Aaron golpeó el muñeco de entrenamiento con tal fuerza que el cuero desgastado se rompió. Sus músculos ardían, pero no se detuvo. La furia que llevaba dentro, contenida por años, siempre encontraba su salida en el acero.
-Sigues entrenando como si la guerra estuviera a tus puertas -comentó Kael, su escudero, mientras le lanzaba un trapo húmedo.
Aaron lo atrapó, limpiándose el sudor del rostro.
-La guerra siempre está cerca, Kael. En el palacio, en los bosques, incluso en los corazones de quienes dicen ser tus aliados.
Kael cruzó los brazos, su expresión seria.
-Los rumores dicen que tu hermano ha hecho un pacto con fuerzas que ni siquiera los sabios del reino entienden. ¿Qué harás si eso es cierto?

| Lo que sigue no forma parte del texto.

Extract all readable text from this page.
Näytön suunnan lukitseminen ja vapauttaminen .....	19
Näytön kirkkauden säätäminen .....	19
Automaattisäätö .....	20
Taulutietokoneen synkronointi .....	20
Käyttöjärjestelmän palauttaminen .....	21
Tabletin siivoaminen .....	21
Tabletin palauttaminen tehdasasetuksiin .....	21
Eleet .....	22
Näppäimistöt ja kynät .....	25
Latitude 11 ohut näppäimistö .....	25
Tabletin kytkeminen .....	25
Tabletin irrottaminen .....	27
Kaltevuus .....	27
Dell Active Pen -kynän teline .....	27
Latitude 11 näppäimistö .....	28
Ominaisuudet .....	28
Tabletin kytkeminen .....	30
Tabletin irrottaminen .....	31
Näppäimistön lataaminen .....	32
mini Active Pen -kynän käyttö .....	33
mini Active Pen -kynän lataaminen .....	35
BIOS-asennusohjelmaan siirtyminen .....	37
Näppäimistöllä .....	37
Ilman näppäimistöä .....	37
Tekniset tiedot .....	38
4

Aaron dejó el trapo caer al suelo y se volvió hacia él, su mirada llena de determinación.
-Lo que siempre he hecho: luchar.
Más tarde, mientras cazaba en el bosque, algo cambió en el ambiente. El viento susurraba palabras que no entendía, pero que parecían llamarlo. Siguiendo el sonido, llegó a un claro iluminado por una luz que no parecía terrenal. Allí, en el centro, una figura femenina de cabellos plateados flotaba entre raíces brillantes.
-¿Quién eres? -preguntó, dando un paso hacia ella.
La figura giró hacia él, sus ojos verdes brillando como gemas. Antes de que pudiera decir algo, desapareció como un espejismo, dejando atrás un perfume dulce que se mezclaba con el aire del bosque.
Aaron miró a su alrededor, su pecho subiendo y bajando rápidamente. No sabía quién era ella, pero algo en su interior le decía que debía encontrarla.